Sigmund Freud, tokoh utama dalam teori psikologi, mengembangkan konsep mekanisme pertahanan ego untuk menjelaskan bagaimana individu menangani konflik batin dan ketegangan psikologis. Salah satu mekanisme yang paling relevan dalam kasus perselingkuhan adalah denial atau penyangkalan.
Contoh nyata dari hal ini dapat dilihat pada kasus Dilan, seorang influencer TikTok yang baru-baru ini menghadapi kenyataan bahwa suaminya berselingkuh. Dilan yang selama ini sangat percaya pada suaminya merasa ditipu ketika ia mengetahui bahwa suaminya sudah berselingkuh sebulan setelah mereka menikah. Dilan berada dalam fase denial, menolak untuk percaya bahwa hal itu bisa terjadi. Menurut Freud, denial berfungsi untuk melindungi ego dari kenyataan yang terlalu menyakitkan untuk diterima.

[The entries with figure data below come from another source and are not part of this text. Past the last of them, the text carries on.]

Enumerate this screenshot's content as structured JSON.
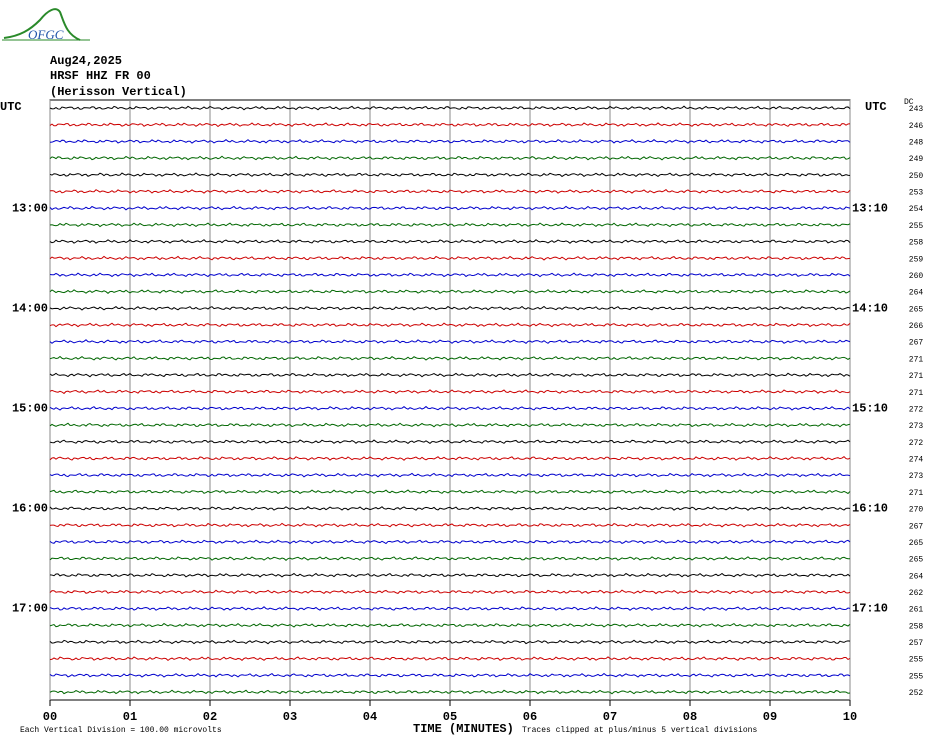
{
  "chart_data": {
    "type": "helicorder",
    "logo": "OFGC",
    "date": "Aug24,2025",
    "station": "HRSF HHZ FR 00",
    "title": "(Herisson Vertical)",
    "left_axis_label": "UTC",
    "right_axis_label": "UTC",
    "dc_label": "DC",
    "xlabel": "TIME (MINUTES)",
    "footer_left": "Each Vertical Division =  100.00 microvolts",
    "footer_right": "Traces clipped at plus/minus 5 vertical divisions",
    "xlim": [
      0,
      10
    ],
    "xticks": [
      {
        "value": 0,
        "label": "00"
      },
      {
        "value": 1,
        "label": "01"
      },
      {
        "value": 2,
        "label": "02"
      },
      {
        "value": 3,
        "label": "03"
      },
      {
        "value": 4,
        "label": "04"
      },
      {
        "value": 5,
        "label": "05"
      },
      {
        "value": 6,
        "label": "06"
      },
      {
        "value": 7,
        "label": "07"
      },
      {
        "value": 8,
        "label": "08"
      },
      {
        "value": 9,
        "label": "09"
      },
      {
        "value": 10,
        "label": "10"
      }
    ],
    "grid": true,
    "trace_colors": [
      "#000000",
      "#cc0000",
      "#0000cc",
      "#006600"
    ],
    "left_labels": [
      null,
      null,
      null,
      null,
      null,
      null,
      "13:00",
      null,
      null,
      null,
      null,
      null,
      "14:00",
      null,
      null,
      null,
      null,
      null,
      "15:00",
      null,
      null,
      null,
      null,
      null,
      "16:00",
      null,
      null,
      null,
      null,
      null,
      "17:00",
      null,
      null,
      null,
      null,
      null
    ],
    "right_labels": [
      null,
      null,
      null,
      null,
      null,
      null,
      "13:10",
      null,
      null,
      null,
      null,
      null,
      "14:10",
      null,
      null,
      null,
      null,
      null,
      "15:10",
      null,
      null,
      null,
      null,
      null,
      "16:10",
      null,
      null,
      null,
      null,
      null,
      "17:10",
      null,
      null,
      null,
      null,
      null
    ],
    "dc": [
      243,
      246,
      248,
      249,
      250,
      253,
      254,
      255,
      258,
      259,
      260,
      264,
      265,
      266,
      267,
      271,
      271,
      271,
      272,
      273,
      272,
      274,
      273,
      271,
      270,
      267,
      265,
      265,
      264,
      262,
      261,
      258,
      257,
      255,
      255,
      252
    ]
  }
}
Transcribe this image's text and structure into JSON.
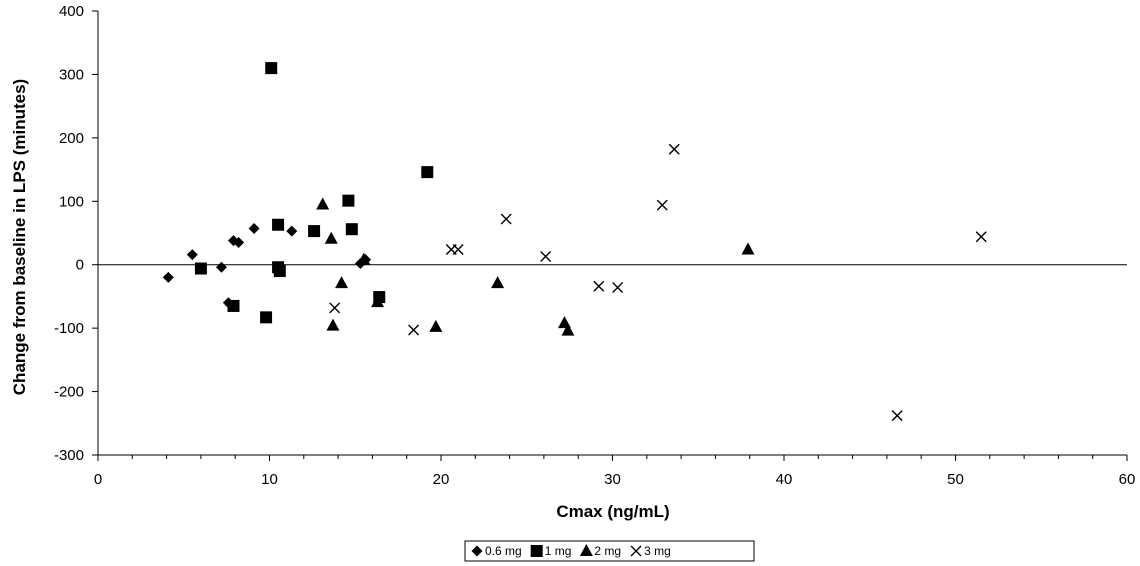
{
  "chart_data": {
    "type": "scatter",
    "title": "",
    "xlabel": "Cmax (ng/mL)",
    "ylabel": "Change from baseline in LPS (minutes)",
    "xlim": [
      0,
      60
    ],
    "ylim": [
      -300,
      400
    ],
    "x_ticks": [
      0,
      10,
      20,
      30,
      40,
      50,
      60
    ],
    "x_tick_labels": [
      "0",
      "10",
      "20",
      "30",
      "40",
      "50",
      "60"
    ],
    "y_ticks": [
      -300,
      -200,
      -100,
      0,
      100,
      200,
      300,
      400
    ],
    "y_tick_labels": [
      "-300",
      "-200",
      "-100",
      "0",
      "100",
      "200",
      "300",
      "400"
    ],
    "grid": false,
    "legend_position": "bottom",
    "series": [
      {
        "name": "0.6 mg",
        "marker": "diamond",
        "points": [
          {
            "x": 4.1,
            "y": -20
          },
          {
            "x": 5.5,
            "y": 16
          },
          {
            "x": 7.2,
            "y": -4
          },
          {
            "x": 7.6,
            "y": -60
          },
          {
            "x": 7.9,
            "y": 38
          },
          {
            "x": 8.2,
            "y": 35
          },
          {
            "x": 9.1,
            "y": 57
          },
          {
            "x": 11.3,
            "y": 53
          },
          {
            "x": 15.3,
            "y": 2
          },
          {
            "x": 15.6,
            "y": 8
          }
        ]
      },
      {
        "name": "1 mg",
        "marker": "square",
        "points": [
          {
            "x": 10.1,
            "y": 310
          },
          {
            "x": 6.0,
            "y": -6
          },
          {
            "x": 7.9,
            "y": -65
          },
          {
            "x": 9.8,
            "y": -83
          },
          {
            "x": 10.5,
            "y": 63
          },
          {
            "x": 10.5,
            "y": -4
          },
          {
            "x": 10.6,
            "y": -10
          },
          {
            "x": 12.6,
            "y": 53
          },
          {
            "x": 14.6,
            "y": 101
          },
          {
            "x": 14.8,
            "y": 56
          },
          {
            "x": 16.4,
            "y": -51
          },
          {
            "x": 19.2,
            "y": 146
          }
        ]
      },
      {
        "name": "2 mg",
        "marker": "triangle",
        "points": [
          {
            "x": 13.1,
            "y": 95
          },
          {
            "x": 13.6,
            "y": 41
          },
          {
            "x": 13.7,
            "y": -96
          },
          {
            "x": 14.2,
            "y": -29
          },
          {
            "x": 15.5,
            "y": 8
          },
          {
            "x": 16.3,
            "y": -59
          },
          {
            "x": 19.7,
            "y": -98
          },
          {
            "x": 23.3,
            "y": -29
          },
          {
            "x": 27.2,
            "y": -92
          },
          {
            "x": 27.4,
            "y": -104
          },
          {
            "x": 37.9,
            "y": 24
          }
        ]
      },
      {
        "name": "3 mg",
        "marker": "x",
        "points": [
          {
            "x": 13.8,
            "y": -68
          },
          {
            "x": 18.4,
            "y": -103
          },
          {
            "x": 20.6,
            "y": 24
          },
          {
            "x": 21.0,
            "y": 24
          },
          {
            "x": 23.8,
            "y": 72
          },
          {
            "x": 26.1,
            "y": 13
          },
          {
            "x": 29.2,
            "y": -34
          },
          {
            "x": 30.3,
            "y": -36
          },
          {
            "x": 32.9,
            "y": 94
          },
          {
            "x": 33.6,
            "y": 182
          },
          {
            "x": 46.6,
            "y": -238
          },
          {
            "x": 51.5,
            "y": 44
          }
        ]
      }
    ]
  }
}
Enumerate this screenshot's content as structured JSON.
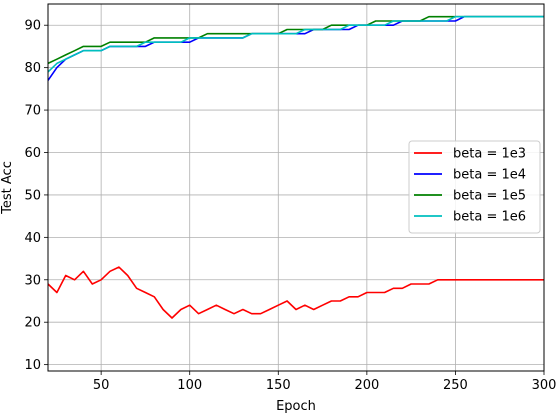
{
  "chart_data": {
    "type": "line",
    "xlabel": "Epoch",
    "ylabel": "Test Acc",
    "xlim": [
      20,
      300
    ],
    "ylim": [
      8.5,
      95
    ],
    "xticks": [
      50,
      100,
      150,
      200,
      250,
      300
    ],
    "yticks": [
      10,
      20,
      30,
      40,
      50,
      60,
      70,
      80,
      90
    ],
    "grid": true,
    "legend_position": "center-right",
    "series": [
      {
        "name": "beta = 1e3",
        "color": "#ff0000",
        "x": [
          20,
          25,
          30,
          35,
          40,
          45,
          50,
          55,
          60,
          65,
          70,
          75,
          80,
          85,
          90,
          95,
          100,
          105,
          110,
          115,
          120,
          125,
          130,
          135,
          140,
          145,
          150,
          155,
          160,
          165,
          170,
          175,
          180,
          185,
          190,
          195,
          200,
          205,
          210,
          215,
          220,
          225,
          230,
          235,
          240,
          245,
          250,
          255,
          260,
          265,
          270,
          275,
          280,
          285,
          290,
          295,
          300
        ],
        "y": [
          29,
          27,
          31,
          30,
          32,
          29,
          30,
          32,
          33,
          31,
          28,
          27,
          26,
          23,
          21,
          23,
          24,
          22,
          23,
          24,
          23,
          22,
          23,
          22,
          22,
          23,
          24,
          25,
          23,
          24,
          23,
          24,
          25,
          25,
          26,
          26,
          27,
          27,
          27,
          28,
          28,
          29,
          29,
          29,
          30,
          30,
          30,
          30,
          30,
          30,
          30,
          30,
          30,
          30,
          30,
          30,
          30
        ]
      },
      {
        "name": "beta = 1e4",
        "color": "#0000ff",
        "x": [
          20,
          25,
          30,
          35,
          40,
          45,
          50,
          55,
          60,
          65,
          70,
          75,
          80,
          85,
          90,
          95,
          100,
          105,
          110,
          115,
          120,
          125,
          130,
          135,
          140,
          145,
          150,
          155,
          160,
          165,
          170,
          175,
          180,
          185,
          190,
          195,
          200,
          205,
          210,
          215,
          220,
          225,
          230,
          235,
          240,
          245,
          250,
          255,
          260,
          265,
          270,
          275,
          280,
          285,
          290,
          295,
          300
        ],
        "y": [
          77,
          80,
          82,
          83,
          84,
          84,
          84,
          85,
          85,
          85,
          85,
          85,
          86,
          86,
          86,
          86,
          86,
          87,
          87,
          87,
          87,
          87,
          87,
          88,
          88,
          88,
          88,
          88,
          88,
          88,
          89,
          89,
          89,
          89,
          89,
          90,
          90,
          90,
          90,
          90,
          91,
          91,
          91,
          91,
          91,
          91,
          91,
          92,
          92,
          92,
          92,
          92,
          92,
          92,
          92,
          92,
          92
        ]
      },
      {
        "name": "beta = 1e5",
        "color": "#008000",
        "x": [
          20,
          25,
          30,
          35,
          40,
          45,
          50,
          55,
          60,
          65,
          70,
          75,
          80,
          85,
          90,
          95,
          100,
          105,
          110,
          115,
          120,
          125,
          130,
          135,
          140,
          145,
          150,
          155,
          160,
          165,
          170,
          175,
          180,
          185,
          190,
          195,
          200,
          205,
          210,
          215,
          220,
          225,
          230,
          235,
          240,
          245,
          250,
          255,
          260,
          265,
          270,
          275,
          280,
          285,
          290,
          295,
          300
        ],
        "y": [
          81,
          82,
          83,
          84,
          85,
          85,
          85,
          86,
          86,
          86,
          86,
          86,
          87,
          87,
          87,
          87,
          87,
          87,
          88,
          88,
          88,
          88,
          88,
          88,
          88,
          88,
          88,
          89,
          89,
          89,
          89,
          89,
          90,
          90,
          90,
          90,
          90,
          91,
          91,
          91,
          91,
          91,
          91,
          92,
          92,
          92,
          92,
          92,
          92,
          92,
          92,
          92,
          92,
          92,
          92,
          92,
          92
        ]
      },
      {
        "name": "beta = 1e6",
        "color": "#00bfbf",
        "x": [
          20,
          25,
          30,
          35,
          40,
          45,
          50,
          55,
          60,
          65,
          70,
          75,
          80,
          85,
          90,
          95,
          100,
          105,
          110,
          115,
          120,
          125,
          130,
          135,
          140,
          145,
          150,
          155,
          160,
          165,
          170,
          175,
          180,
          185,
          190,
          195,
          200,
          205,
          210,
          215,
          220,
          225,
          230,
          235,
          240,
          245,
          250,
          255,
          260,
          265,
          270,
          275,
          280,
          285,
          290,
          295,
          300
        ],
        "y": [
          79,
          81,
          82,
          83,
          84,
          84,
          84,
          85,
          85,
          85,
          85,
          86,
          86,
          86,
          86,
          86,
          87,
          87,
          87,
          87,
          87,
          87,
          87,
          88,
          88,
          88,
          88,
          88,
          88,
          89,
          89,
          89,
          89,
          89,
          90,
          90,
          90,
          90,
          90,
          91,
          91,
          91,
          91,
          91,
          91,
          91,
          92,
          92,
          92,
          92,
          92,
          92,
          92,
          92,
          92,
          92,
          92
        ]
      }
    ]
  }
}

Dalam teori Freud, konflik antara id, ego, dan superego memainkan peran besar dalam fenomena ini. Id mendorong seseorang untuk mempercayai orang lain dengan harapan memperoleh kesenangan atau penerimaan, sedangkan ego berusaha menyesuaikan diri dengan kenyataan. Ketika kenyataan menunjukkan bahwa seseorang telah dibodohi, ego merasakan kecemasan atau tekanan yang berat. Superego, bagian dari diri yang mengatur moral dan norma, muncul dengan perasaan bersalah atau marah pada diri sendiri, yang bisa mengarah pada rasa malu.Â
Mekanisme Pertahanan Freud dalam Perselingkuhan
Freud juga menjelaskan bahwa perselingkuhan bisa terjadi sebagai akibat dari berbagai mekanisme pertahanan ego yang digunakan individu untuk mengatasi tekanan psikologis. Berikut adalah beberapa mekanisme yang dapat menjelaskan fenomena perselingkuhan:
Perselingkuhan sering kali dipahami dengan menggunakan mekanisme pertahanan seperti rasionalisasi atau penolakan. Banyak individu yang mencari alasan untuk membenarkan perilaku mereka, misalnya, dengan mengatakan, "Saya selingkuh karena pasangan saya tidak perhatian lagi." Ini adalah contoh rasionalisasi, di mana seseorang mencoba membenarkan perilaku buruk dengan alasan yang tampaknya masuk akal, meskipun pada kenyataannya, perilaku tersebut bertentangan dengan norma moral.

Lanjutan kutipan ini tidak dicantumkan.